Pavel Blatný

Personal information
- Born: 22 June 1968 (age 58) Brno, Czechoslovakia

Chess career
- Country: Czech Republic
- Title: Grandmaster (1993)
- Peak rating: 2589 (October 2000)

= Pavel Blatný =

Czech chess grandmaster (born 1968)

Pavel Blatný (born 22 June 1968) is a Czech chess grandmaster.

==Early life==
Pavel Blatný was born on 22 June 1968 in Brno, Czechoslovakia.

==Career==
Blatný tied with Josef Klinger for second in the 1985 World Junior Chess Championship (which was won by Maxim Dlugy). He became an International Master in 1986. He was the champion of Czechoslovakia in 1988 and 1990, and earned the grandmaster title in 1993. He won the New York Open Tournament in 1995, and was the champion of the Czech Republic in 1997 and 2000. In 2000, Blatný tied for first place at the U.S. Masters Chess Championship.Also in 2000, he was one of eight grandmasters who tied for first in the World Open chess tournament, which was won by Joel Benjamin after a blitz playoff. His other first-place finishes include at the 1998 National Open, in which he tied for first with Jaan Ehlvest, Vladimir Epishin, Julian Hodgson and Evgeny Pigusov.
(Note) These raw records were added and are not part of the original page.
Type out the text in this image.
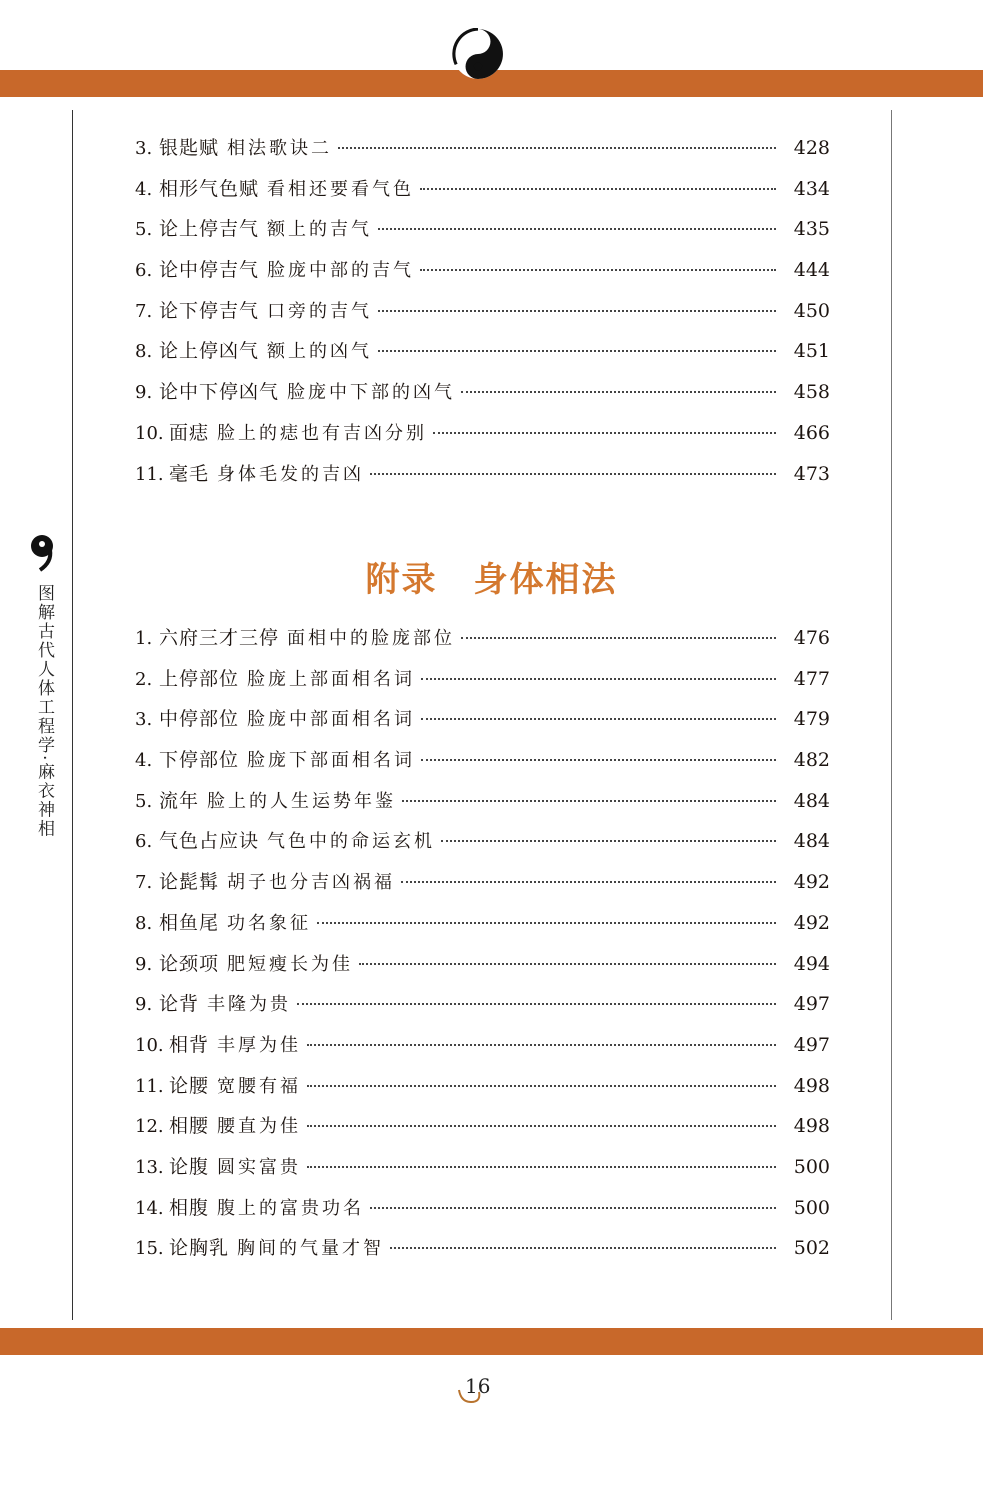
图解古代人体工程学·麻衣神相
3. 银匙赋 相法歌诀二	428
4. 相形气色赋 看相还要看气色	434
5. 论上停吉气 额上的吉气	435
6. 论中停吉气 脸庞中部的吉气	444
7. 论下停吉气 口旁的吉气	450
8. 论上停凶气 额上的凶气	451
9. 论中下停凶气 脸庞中下部的凶气	458
10. 面痣 脸上的痣也有吉凶分别	466
11. 毫毛 身体毛发的吉凶	473
附录　身体相法
1. 六府三才三停 面相中的脸庞部位	476
2. 上停部位 脸庞上部面相名词	477
3. 中停部位 脸庞中部面相名词	479
4. 下停部位 脸庞下部面相名词	482
5. 流年 脸上的人生运势年鉴	484
6. 气色占应诀 气色中的命运玄机	484
7. 论髭髯 胡子也分吉凶祸福	492
8. 相鱼尾 功名象征	492
9. 论颈项 肥短瘦长为佳	494
9. 论背 丰隆为贵	497
10. 相背 丰厚为佳	497
11. 论腰 宽腰有福	498
12. 相腰 腰直为佳	498
13. 论腹 圆实富贵	500
14. 相腹 腹上的富贵功名	500
15. 论胸乳 胸间的气量才智	502
16
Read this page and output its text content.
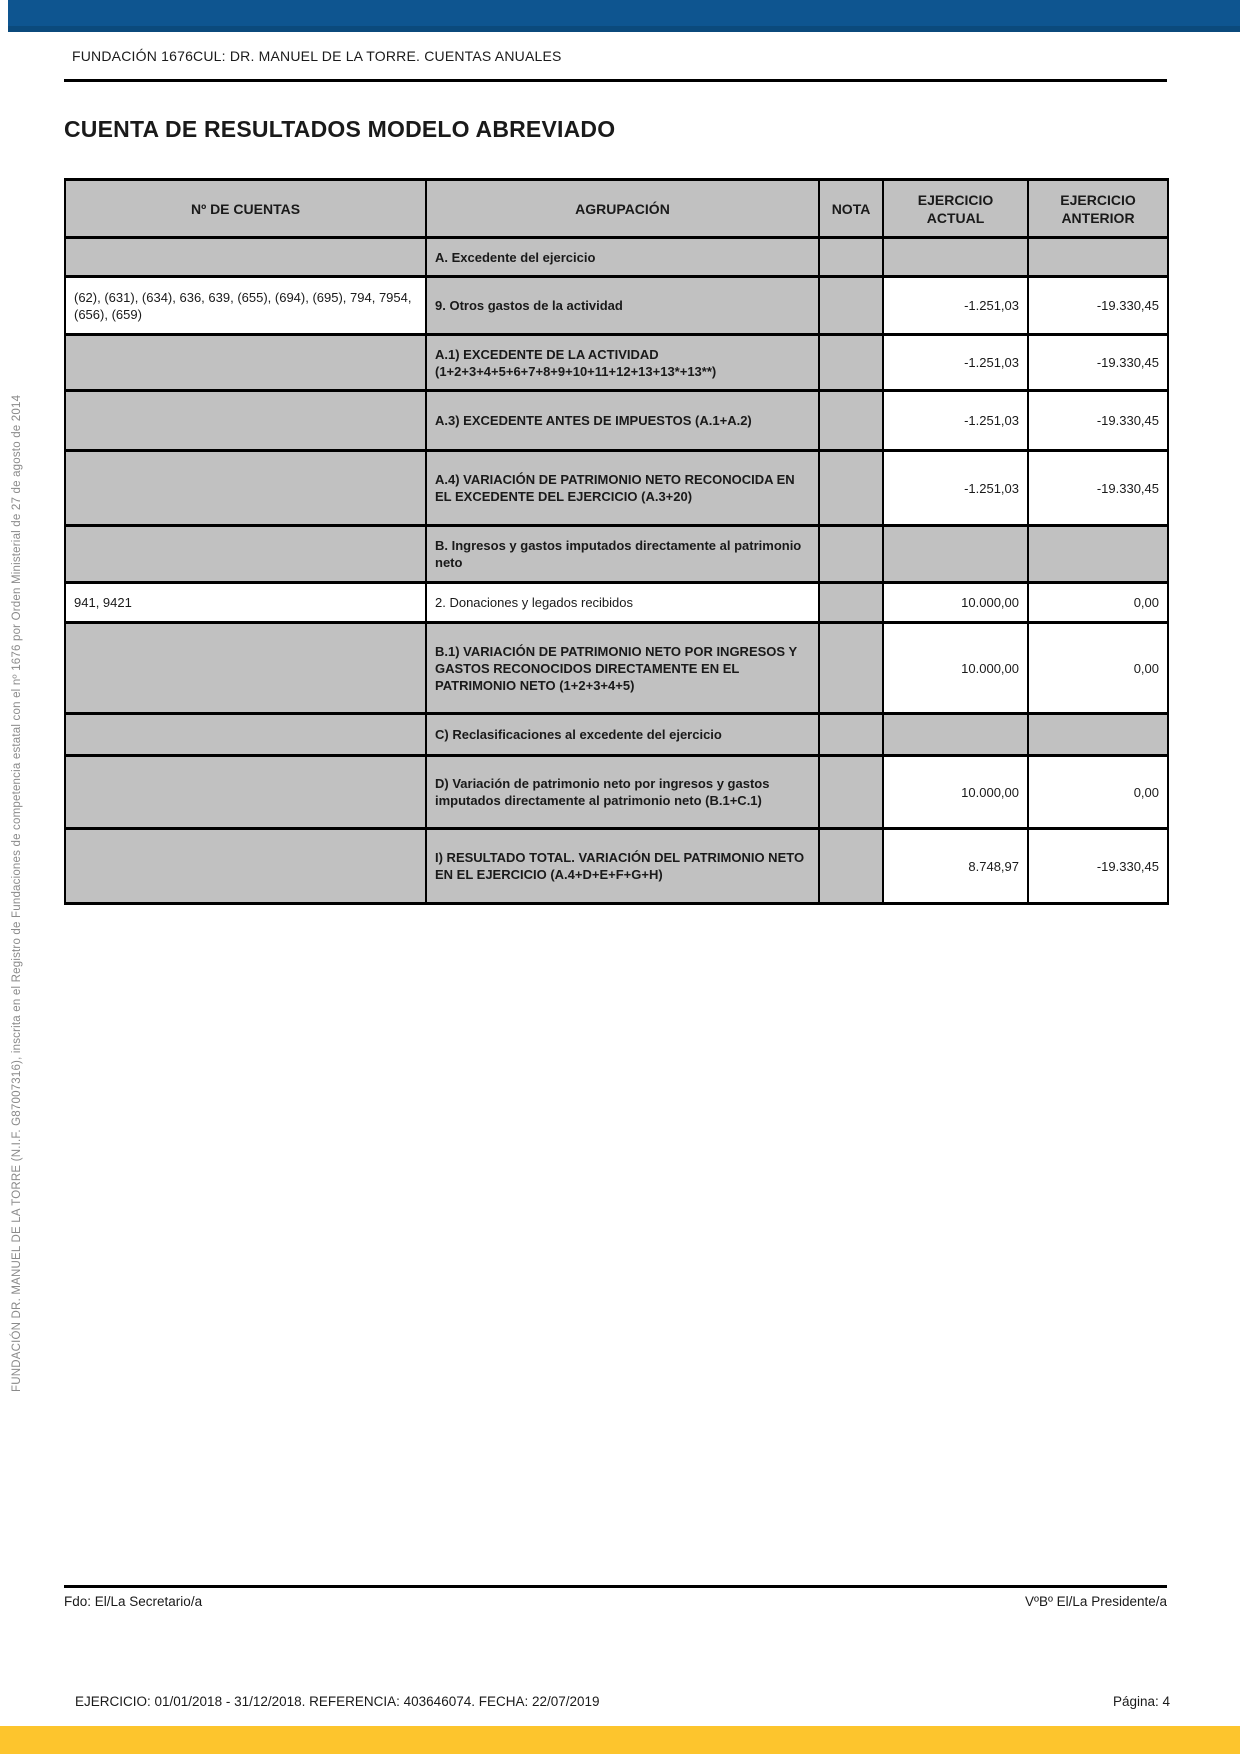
FUNDACIÓN 1676CUL: DR. MANUEL DE LA TORRE. CUENTAS ANUALES
CUENTA DE RESULTADOS MODELO ABREVIADO
Nº DE CUENTAS	AGRUPACIÓN	NOTA	EJERCICIO ACTUAL	EJERCICIO ANTERIOR
	A. Excedente del ejercicio			
(62), (631), (634), 636, 639, (655), (694), (695), 794, 7954, (656), (659)	9. Otros gastos de la actividad		-1.251,03	-19.330,45
	A.1) EXCEDENTE DE LA ACTIVIDAD (1+2+3+4+5+6+7+8+9+10+11+12+13+13*+13**)		-1.251,03	-19.330,45
	A.3) EXCEDENTE ANTES DE IMPUESTOS (A.1+A.2)		-1.251,03	-19.330,45
	A.4) VARIACIÓN DE PATRIMONIO NETO RECONOCIDA EN EL EXCEDENTE DEL EJERCICIO (A.3+20)		-1.251,03	-19.330,45
	B. Ingresos y gastos imputados directamente al patrimonio neto			
941, 9421	2. Donaciones y legados recibidos		10.000,00	0,00
	B.1) VARIACIÓN DE PATRIMONIO NETO POR INGRESOS Y GASTOS RECONOCIDOS DIRECTAMENTE EN EL PATRIMONIO NETO (1+2+3+4+5)		10.000,00	0,00
	C) Reclasificaciones al excedente del ejercicio			
	D) Variación de patrimonio neto por ingresos y gastos imputados directamente al patrimonio neto (B.1+C.1)		10.000,00	0,00
	I) RESULTADO TOTAL. VARIACIÓN DEL PATRIMONIO NETO EN EL EJERCICIO (A.4+D+E+F+G+H)		8.748,97	-19.330,45
FUNDACIÓN DR. MANUEL DE LA TORRE (N.I.F. G87007316), inscrita en el Registro de Fundaciones de competencia estatal con el nº 1676 por Orden Ministerial de 27 de agosto de 2014
Fdo: El/La Secretario/a	VºBº El/La Presidente/a
EJERCICIO: 01/01/2018 - 31/12/2018. REFERENCIA: 403646074. FECHA: 22/07/2019	Página: 4
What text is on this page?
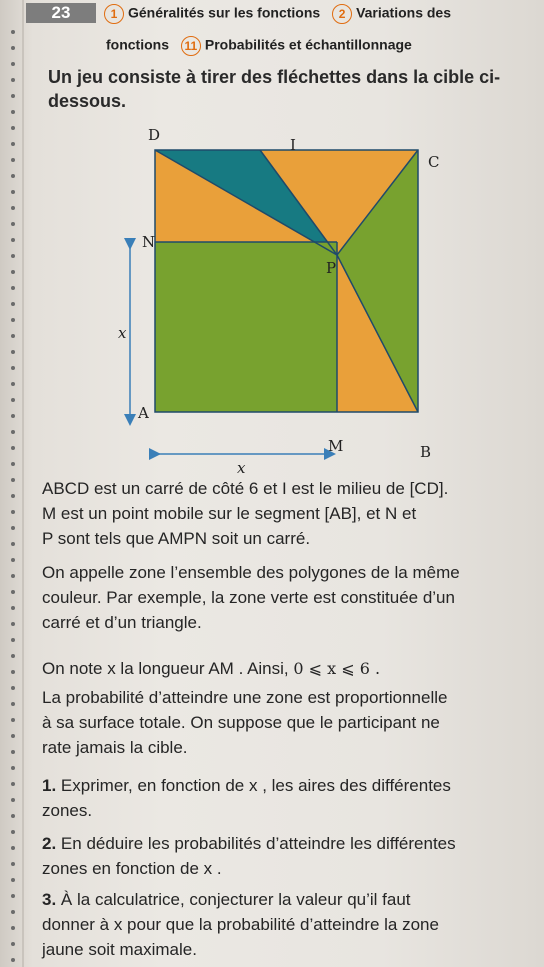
23	1 Généralités sur les fonctions 2 Variations des
fonctions 11 Probabilités et échantillonnage
Un jeu consiste à tirer des fléchettes dans la cible ci-dessous.
D
I
C
N
P
x
A
M	B
x
ABCD est un carré de côté 6 et I est le milieu de [CD].
M est un point mobile sur le segment [AB], et N et
P sont tels que AMPN soit un carré.
On appelle zone l’ensemble des polygones de la même
couleur. Par exemple, la zone verte est constituée d’un
carré et d’un triangle.
On note x la longueur AM . Ainsi, 0 ⩽ x ⩽ 6 .
La probabilité d’atteindre une zone est proportionnelle
à sa surface totale. On suppose que le participant ne
rate jamais la cible.
1. Exprimer, en fonction de x , les aires des différentes
zones.
2. En déduire les probabilités d’atteindre les différentes
zones en fonction de x .
3. À la calculatrice, conjecturer la valeur qu’il faut
donner à x pour que la probabilité d’atteindre la zone
jaune soit maximale.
He also shared first place at the 2000 Chesswise International Tournament with Ehlvest, and at the 38th American Open in 2002 with Yury Shulman.

==Opening repertoire==
Blatný often plays the London System in an attacking style, and, unlike most people who play this system, does not play h2-h3. Instead, he tends to castle queenside and try to launch an attack on his opponent's king.